Indeed, the stock market’s snapback from the sell-off earlier this year has been quite strong, and the overall level of our risk model is spitting out readings that haven’t been this bullish in years.

Coming in on top is the price movement of the stock market itself, which is the strongest of the three main categories that make-up the risk model. While there are a few weak areas, momentum remains strong, and we see enough participation globally to keep the weight of the evidence on the positive side.

The economic component of the model is much weaker but still on a positive signal. We’ve seen enough improvement in some of the economic data lately to warrant this reading.

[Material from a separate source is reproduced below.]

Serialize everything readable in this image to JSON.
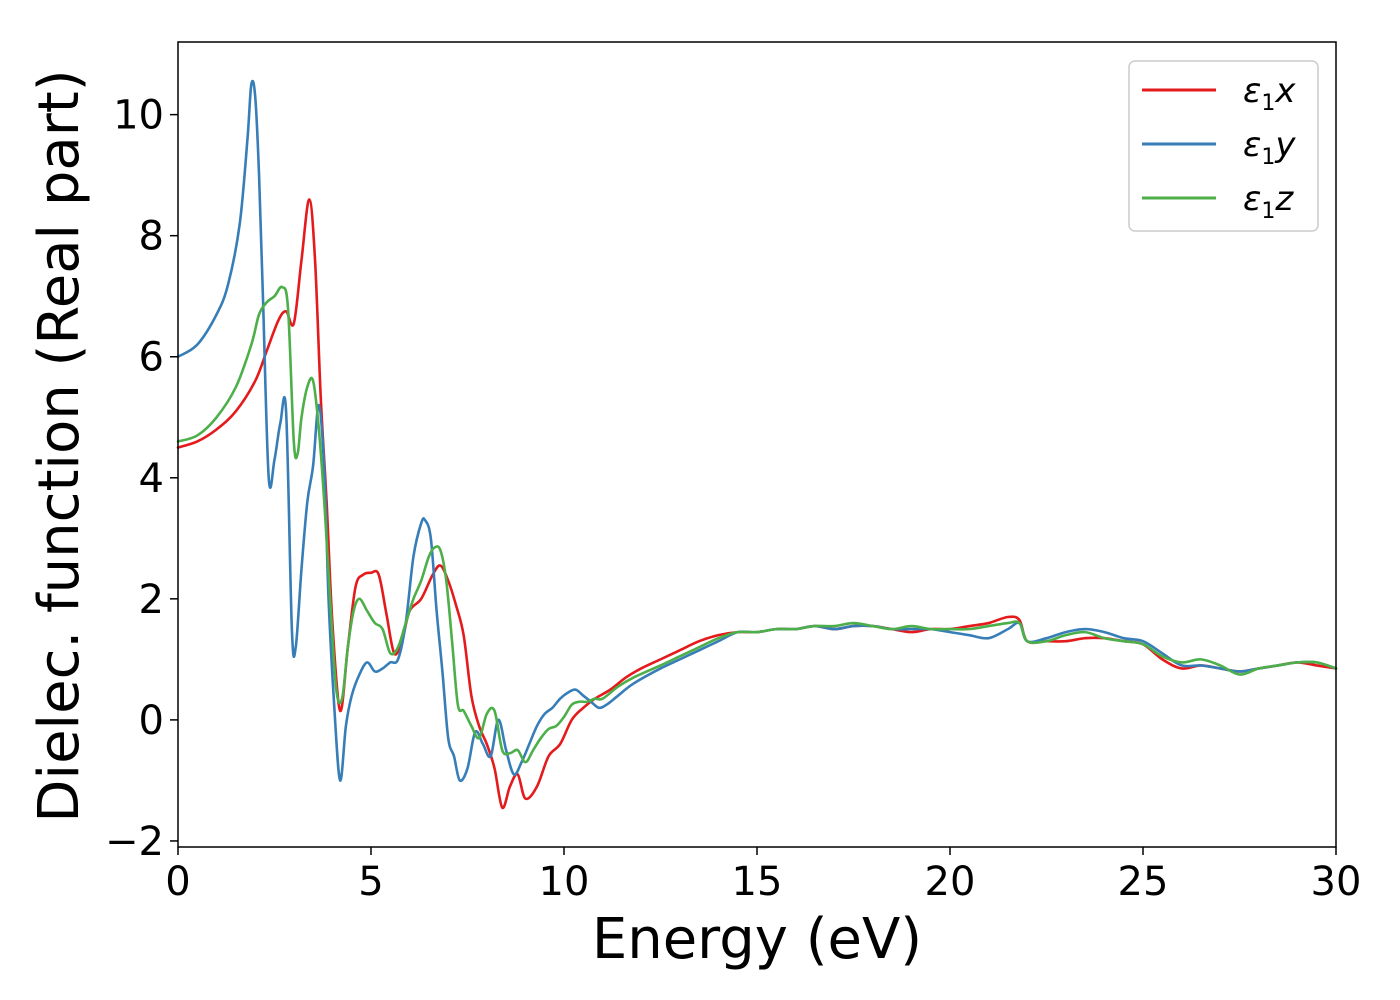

Of course, the massive fiscal and monetary response from Congress and the Federal Reserve has really eased the burden of much of this downturn.

Still, the Gross Domestic Product (GDP) of the U.S. economy dropped dramatically in the past quarter. And stocks soared in the opposite direction. The result: a record increase in the total market capitalization of the U.S. stock market relative to the nation’s GDP.

 

 

This is the so-called Buffett Ratio, named after the famous investor Warren Buffett, who once said that it was “probably the best single measure of where valuations stand at any given moment.”

At nearly 180 percent, the total market capitalization of the U.S. stock market is now at the highest level it’s ever been relative to the underlying economy.

So maybe stocks have gotten overvalued, and the weight of their own gravity will bring them down from these levels. That’s possible.

But it’s also possible that stocks are pricing in a future economic recovery that brings GDP back up and the Buffet Ratio back down to less overvalued levels.

In the end, it’s best to listen to the weight of the evidence and invest based on probabilities, not possibilities.

The investor Martin Zweig perhaps said it best: “Some people think you must buy at the bottom and sell at the top to be successful in the market. That’s nonsense. The idea is to buy when the probability is greatest that the market is going to advance.”

 

This is intended for informational purposes only and should not be used as the primary basis for an investment decision.  Consult an advisor for your personal situation.

Indices mentioned are unmanaged, do not incur fees, and cannot be invested into directly.

Past performance does not guarantee future results.